Surface display libraries are useful for epitope mapping, protein engineering, and ligand discovery. The key advantage of this approach is the ability to screen large, diverse libraries for specific binding properties without the need to purify individual proteins. Any successful candidate can be readily identified by recovering and sequencing its associated genetic material.

Commonly used surface display platforms include:

• Phage Display: In this system, a peptide or protein is fused to a bacteriophage coat protein. The resulting phages can be screened for binding affinity to a target molecule.
• Yeast Display: In this system, proteins are displayed on the surface of Saccharomyces cerevisiae, often by fusion to the Aga2p protein. This platform supports the correct folding and post-translational modification of complex eukaryotic proteins, such as antibodies.

cDNA/ORF Overexpression

cDNA libraries are created from an organism’s actively transcribed mRNA, as opposed to genomic libraries, which are created from genomic DNA. Since cDNA libraries lack introns and other nontranscribed sequences, they are smaller and easier to use than genomic libraries, but they do not contain as much regulatory information. To make a cDNA library, cDNA is synthesized, ligated to adapters, and then cloned into a given vector.
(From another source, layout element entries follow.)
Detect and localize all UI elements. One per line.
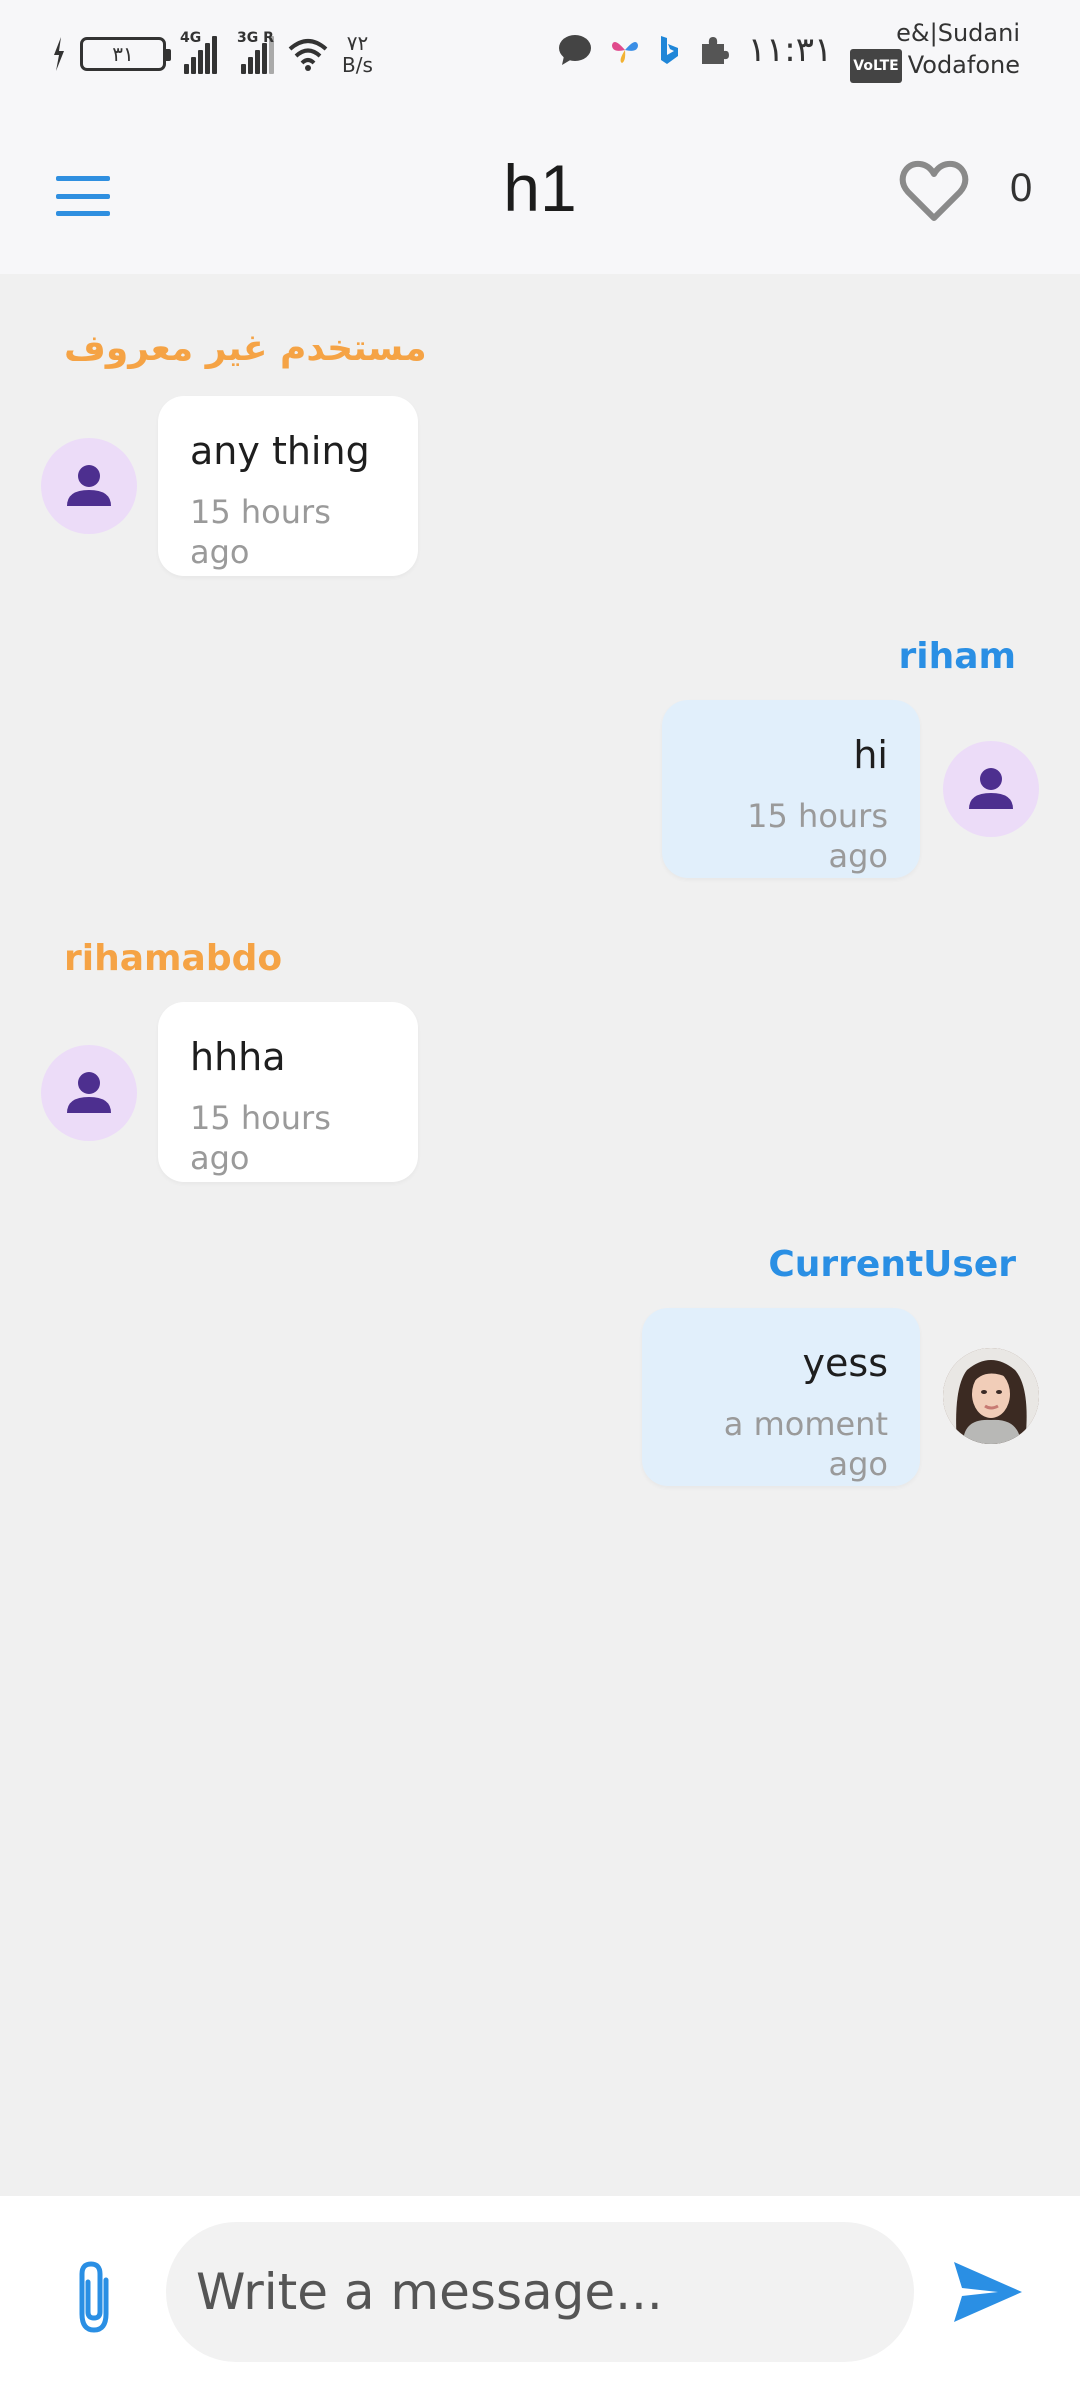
speed-value: ٧٢ — [346, 31, 369, 55]
clock: ١١:٣١ — [747, 30, 833, 70]
chat-bubble-icon — [558, 35, 591, 65]
status-bar-right: ١١:٣١ e&|Sudani VoLTE Vodafone — [558, 17, 1020, 83]
message-text: yess — [802, 1341, 888, 1385]
volte-badge: VoLTE — [850, 49, 902, 83]
carrier-info: e&|Sudani VoLTE Vodafone — [850, 17, 1020, 83]
message-text: hi — [853, 733, 888, 777]
message-bubble[interactable]: hhha 15 hours ago — [158, 1002, 418, 1182]
signal-3g-icon: 3G R — [237, 30, 274, 74]
message-list[interactable]: مستخدم غير معروف any thing 15 hours ago … — [0, 274, 1080, 2196]
message-bubble[interactable]: hi 15 hours ago — [662, 700, 920, 878]
butterfly-icon — [611, 41, 638, 63]
app-bar: h1 0 — [0, 116, 1080, 274]
message-text: hhha — [190, 1035, 286, 1079]
battery-level: ٣١ — [112, 42, 134, 66]
message-time: 15 hours ago — [190, 1099, 331, 1177]
carrier-1: e&|Sudani — [896, 19, 1020, 47]
battery-icon: ٣١ — [80, 37, 171, 71]
user-photo-avatar[interactable] — [943, 1348, 1039, 1444]
person-icon — [67, 465, 111, 506]
status-bar-left: ٣١ 4G 3G R ٧٢ B/s — [52, 28, 373, 80]
message-sender: rihamabdo — [64, 938, 283, 979]
heart-outline-icon[interactable] — [898, 156, 970, 228]
bing-icon — [660, 36, 678, 64]
person-icon — [969, 768, 1013, 809]
message-sender: مستخدم غير معروف — [64, 328, 427, 369]
avatar[interactable] — [41, 1045, 137, 1141]
status-bar: ٣١ 4G 3G R ٧٢ B/s ١١:٣١ e&|Sudani VoLTE … — [0, 0, 1080, 116]
avatar[interactable] — [943, 741, 1039, 837]
wifi-icon — [288, 39, 328, 71]
send-icon[interactable] — [948, 2252, 1028, 2332]
message-bubble[interactable]: yess a moment ago — [642, 1308, 920, 1486]
signal-4g-icon: 4G — [180, 30, 217, 74]
network-speed: ٧٢ B/s — [342, 32, 373, 76]
network-type-label: 4G — [180, 30, 202, 46]
carrier-2: Vodafone — [907, 51, 1020, 79]
extension-icon — [701, 37, 729, 64]
message-text: any thing — [190, 429, 370, 473]
carrier-2-line: VoLTE Vodafone — [850, 49, 1020, 83]
network-type-label: 3G R — [237, 30, 274, 46]
message-time: 15 hours ago — [747, 797, 888, 875]
profile-photo-icon — [943, 1348, 1039, 1444]
person-icon — [67, 1072, 111, 1113]
message-input[interactable] — [166, 2222, 914, 2362]
message-time: 15 hours ago — [190, 493, 331, 571]
avatar[interactable] — [41, 438, 137, 534]
message-time: a moment ago — [723, 1405, 888, 1483]
message-sender: riham — [898, 636, 1016, 677]
charging-icon — [54, 37, 64, 71]
message-bubble[interactable]: any thing 15 hours ago — [158, 396, 418, 576]
speed-unit: B/s — [342, 53, 373, 77]
like-count: 0 — [1010, 166, 1033, 210]
message-composer — [0, 2196, 1080, 2388]
message-sender: CurrentUser — [768, 1244, 1016, 1285]
paperclip-icon[interactable] — [60, 2256, 130, 2336]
They are useful for gain-of-function screens, pathway discovery, and functional complementation.

Amplifying and Using the Library

Once you receive your library from Addgene, check the library information to see if it should be amplified before you conduct your screen. If you need to amplify the library, please refer to the depositor’s protocol for the best results. If you have any questions about the library protocols, feel free to contact us at [email protected] for assistance.
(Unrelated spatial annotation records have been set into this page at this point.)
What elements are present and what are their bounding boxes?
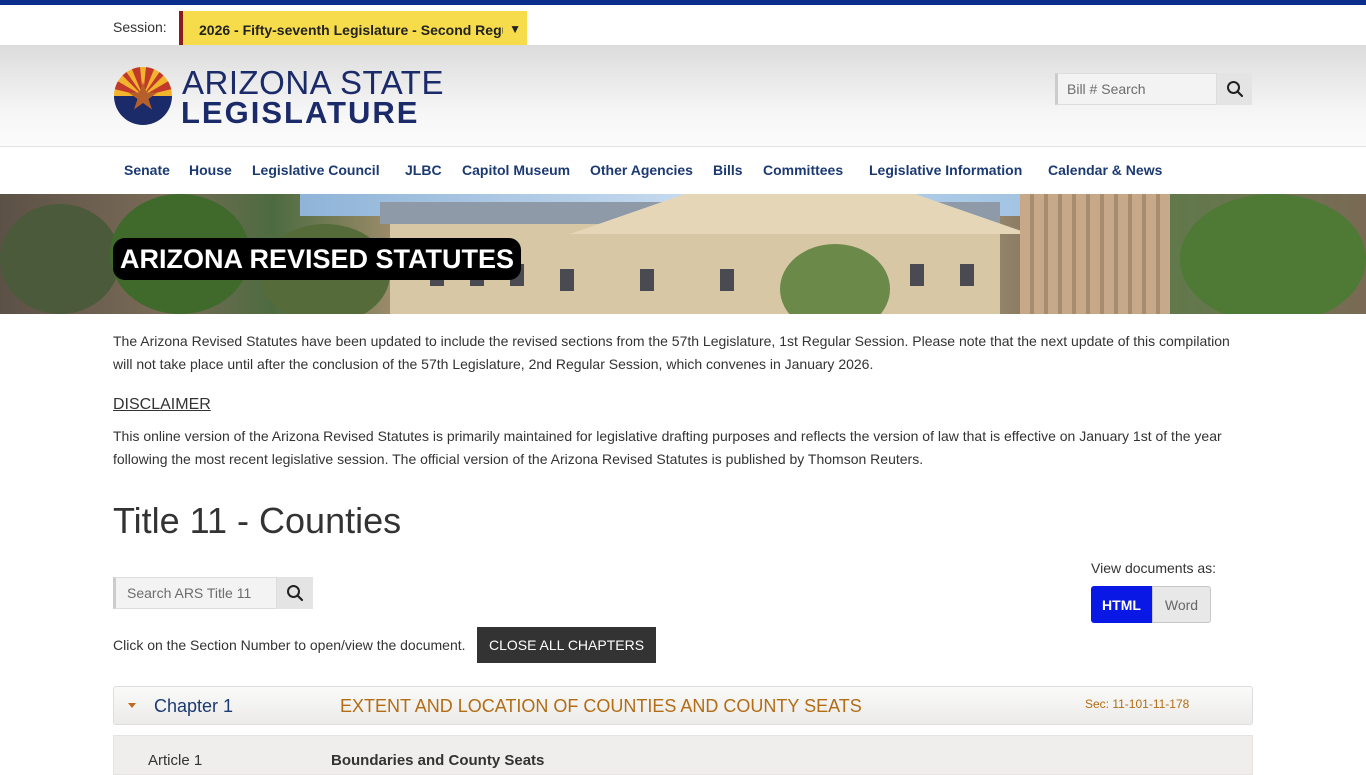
chapter-sections: Sec: 11-101-11-178 [1085,697,1190,711]
chapter-number: Chapter 1 [154,696,234,716]
session-select[interactable]: 2026 - Fifty-seventh Legislature - Secon… [179,11,527,49]
disclaimer-text: This online version of the Arizona Revis… [113,428,1222,467]
hero-title: ARIZONA REVISED STATUTES [113,238,522,280]
site-header: ARIZONA STATE LEGISLATURE [0,45,1366,147]
view-documents-label: View documents as: [1091,560,1217,576]
disclaimer-heading: DISCLAIMER [113,396,211,413]
bill-search-input[interactable] [1055,73,1217,105]
nav-legislative-council[interactable]: Legislative Council [252,162,380,178]
ars-search-input[interactable] [113,577,277,609]
page-title: Title 11 - Counties [113,500,402,541]
chapter-title: EXTENT AND LOCATION OF COUNTIES AND COUN… [340,696,862,716]
article-number: Article 1 [148,752,203,769]
view-format-toggle: HTML Word [1091,586,1211,623]
session-label: Session: [113,19,167,35]
main-nav: Senate House Legislative Council JLBC Ca… [0,147,1366,194]
session-bar: Session: 2026 - Fifty-seventh Legislatur… [0,5,1366,49]
nav-calendar-news[interactable]: Calendar & News [1048,162,1162,178]
search-icon [287,585,304,602]
bill-search-button[interactable] [1217,73,1252,105]
nav-committees[interactable]: Committees [763,162,843,178]
nav-bills[interactable]: Bills [713,162,743,178]
close-all-chapters-button[interactable]: CLOSE ALL CHAPTERS [477,627,656,663]
article-title: Boundaries and County Seats [331,752,545,769]
chevron-down-icon: ▼ [509,22,521,36]
view-html-button[interactable]: HTML [1091,586,1152,623]
arizona-flag-logo-icon[interactable] [114,67,172,125]
view-word-button[interactable]: Word [1152,586,1211,623]
nav-senate[interactable]: Senate [124,162,170,178]
nav-capitol-museum[interactable]: Capitol Museum [462,162,570,178]
ars-search [113,577,313,609]
instruction-text: Click on the Section Number to open/view… [113,637,466,653]
chapter-header[interactable]: Chapter 1 EXTENT AND LOCATION OF COUNTIE… [113,686,1253,725]
nav-jlbc[interactable]: JLBC [405,162,442,178]
nav-other-agencies[interactable]: Other Agencies [590,162,693,178]
article-row: Article 1 Boundaries and County Seats [113,735,1253,775]
nav-legislative-information[interactable]: Legislative Information [869,162,1022,178]
intro-notice: The Arizona Revised Statutes have been u… [113,333,1230,372]
nav-house[interactable]: House [189,162,232,178]
logo-text-line2[interactable]: LEGISLATURE [181,95,419,131]
caret-down-icon [128,703,136,708]
ars-search-button[interactable] [277,577,313,609]
search-icon [1226,81,1243,98]
bill-search [1055,73,1252,105]
session-select-value: 2026 - Fifty-seventh Legislature - Secon… [199,22,503,38]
For some libraries, plasmid DNA can be delivered directly to the cells of interest. With others, notably pooled lentiviral plasmid libraries, the plasmids must first be used to make viral vectors. This pooled viral vector library is subsequently used to deliver the plasmids to the cells of interest. In either case, NGS of the amplified library DNA is recommended to verify that the library contains all of the expected plasmids — an incomplete library may lead to false positives or false negatives in later experiments, and can also negatively affect data reproducibility.

Types of Pooled Library Screens

In pooled lentiviral library screens, cells are transduced at a very low multiplicity of infection (MOI) to increase the odds that an transduced cell receives only one plasmid. To make sure that every plasmid is adequately represented in the population, you’ll need to transduce many more cells than the number of plasmids present in the library – for example, the Moffat lab uses 200x more cells than plasmids in the TKO library for their screen. Using large numbers of cells minimizes the effects of random chance that could lead to false positive or negative results – for a given plasmid, think of each cell carrying it as being a biological replicate for that plasmid.

Library screens can be divided into two types: positive screens and negative screens. Both types of screen employ a selection method relevant to the phenotype being studied. An example of a published selection mechanism for lentiviral CRISPR libraries is resistance to the nucleotide analog 6-thioguanine. Because NGS is required to accurately identify which library elements are affected by selection, access to this technology is essential for any pooled library screen.

Both positive and negative screens follow the same basic process. Before applying to cells, the library must be amplified (electroporation and maxiprep) and packaged into lentiviral vectors (if delivering by viral vectors). The screens diverge at a few important points, including when to apply selection, when to sequence, and how to analyze the results.